Editorial: Japanese gov't should reconsider casino resort plan in light of bribery scandal
Wednesday 15th January 2020
House of Representatives legislator Tsukasa Akimoto was hit with another arrest warrant by special investigators at the Tokyo District Public Prosecutors Office over a bribe-taking allegation involving an "integrated" casino resort corruption scandal.
Investigators freshly determined that travel expenses to China and lecture fees, which a Chinese corporation aiming to become involved in the casino business in Japan shouldered for Akimoto, amounted to bribes. When combined with the bribe amount Akimoto has already been indicted for, the total comes to some 7.3 million yen.
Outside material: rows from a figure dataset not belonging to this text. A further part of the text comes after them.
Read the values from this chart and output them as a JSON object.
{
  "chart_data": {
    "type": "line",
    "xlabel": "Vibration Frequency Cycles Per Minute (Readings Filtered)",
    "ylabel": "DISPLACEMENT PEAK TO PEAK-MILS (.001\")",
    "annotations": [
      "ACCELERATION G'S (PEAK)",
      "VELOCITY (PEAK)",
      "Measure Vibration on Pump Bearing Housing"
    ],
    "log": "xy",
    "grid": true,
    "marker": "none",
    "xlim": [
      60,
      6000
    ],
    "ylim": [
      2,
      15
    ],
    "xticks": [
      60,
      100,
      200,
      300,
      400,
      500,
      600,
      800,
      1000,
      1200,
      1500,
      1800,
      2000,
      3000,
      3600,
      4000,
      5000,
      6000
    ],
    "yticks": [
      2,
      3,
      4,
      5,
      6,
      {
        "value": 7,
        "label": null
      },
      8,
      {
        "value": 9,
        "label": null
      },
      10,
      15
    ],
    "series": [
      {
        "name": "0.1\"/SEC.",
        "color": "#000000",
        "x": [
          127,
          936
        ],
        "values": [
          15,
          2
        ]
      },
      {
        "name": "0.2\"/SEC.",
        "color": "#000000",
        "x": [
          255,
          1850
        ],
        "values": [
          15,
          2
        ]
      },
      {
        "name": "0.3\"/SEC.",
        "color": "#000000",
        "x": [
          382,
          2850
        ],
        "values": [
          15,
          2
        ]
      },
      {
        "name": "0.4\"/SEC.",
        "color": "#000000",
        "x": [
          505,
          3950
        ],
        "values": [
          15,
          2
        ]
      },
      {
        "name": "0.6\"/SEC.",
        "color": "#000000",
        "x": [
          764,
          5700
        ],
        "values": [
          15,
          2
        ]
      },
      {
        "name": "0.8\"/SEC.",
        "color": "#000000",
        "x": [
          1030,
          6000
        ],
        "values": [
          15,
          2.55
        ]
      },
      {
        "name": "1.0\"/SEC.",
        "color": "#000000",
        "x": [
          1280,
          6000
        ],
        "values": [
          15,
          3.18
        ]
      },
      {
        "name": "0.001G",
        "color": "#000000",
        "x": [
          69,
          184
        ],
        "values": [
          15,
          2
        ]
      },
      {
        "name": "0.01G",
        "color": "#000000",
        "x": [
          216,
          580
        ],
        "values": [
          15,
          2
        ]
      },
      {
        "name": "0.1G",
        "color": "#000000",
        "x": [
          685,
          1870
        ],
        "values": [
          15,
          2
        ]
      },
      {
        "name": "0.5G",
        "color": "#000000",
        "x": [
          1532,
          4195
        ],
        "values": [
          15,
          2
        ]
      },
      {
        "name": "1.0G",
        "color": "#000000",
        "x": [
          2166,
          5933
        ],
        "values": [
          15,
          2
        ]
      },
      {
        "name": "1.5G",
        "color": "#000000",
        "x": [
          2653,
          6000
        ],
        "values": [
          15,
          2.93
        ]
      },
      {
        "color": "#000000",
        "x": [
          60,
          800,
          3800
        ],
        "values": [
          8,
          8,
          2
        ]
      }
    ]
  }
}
Akimoto has consistently maintained that he is innocent of the charges. However, his deep involvement with the accused bribe-givers has become increasingly clear. There are growing suspicions that he used his authority as state minister in charge of casino resorts to form cozy ties with a specific corporation.
The former member of the ruling Liberal Democratic Party (LDP) was asked by a Chinese company to raise the maximum number of areas in Japan for the development of casino resorts, and is said to have told an official in charge not to incorporate a specific number into the "integrated" casino resorts promotion bill. Akimoto also queried the Ministry of Land, Infrastructure, Transport and Tourism on whether it would be possible to build an airport adjacent to the casino resort that the Chinese corporation was planning to set up in Hokkaido.
The alleged bribe-givers told special investigators at the Tokyo District Public Prosecutors Office that they had also given 1 million yen in cash each to five other Diet members. Of these five, Mikio Shimoji admitted at a press conference that he had accepted the money, and also that the amount had not been listed in his political funds report.
Four of the five who are said to have been given bribes have constituencies in the northernmost prefecture of Hokkaido or the southernmost prefecture of Okinawa where the Chinese firm was planning to open a casino resort. The remaining one was a senior official of a parliamentary group promoting casinos.
The Chinese corporation is suspected of attempting political machinations far and wide. The prosecutors' special investigative unit is questioning the five Diet members on a voluntary basis.
The incident has brought into sharp relief the structure in which casinos can bring about vested interests. That a government official can be bribed by a business and attempt to return the favor is extremely problematic.
And yet, the government has not changed its stance that the incident and the "integrated" casino resort system are two unrelated things. As planned, it launched a casino management committee that will evaluate casino operators. Chief Cabinet Secretary Yoshihide Suga has acted as if the incident is of little consequence, saying, "The Chinese company under investigation does not have much of a track record. They're out of their league when it comes to integrated resorts."
Shimoji was expelled from Nippon Ishin (Japan Innovation Party), the opposition party of which he was a member, but the party remains pro-casino, as it aims to attract a casino resort to Osaka, the party's home base.
There seems to be a lack of acknowledgment of the seriousness of the situation. Until the investigative results come in, plans for casino resorts should be frozen, and the mechanism by which casinos will be established and maintained should be reviewed.
Results of various public opinion polls show that there are deep-rooted misgivings toward casinos. According to one survey, 70% of those polled seek a review of casino plans after the latest incident. So why is the government still bent on going forward with its plans?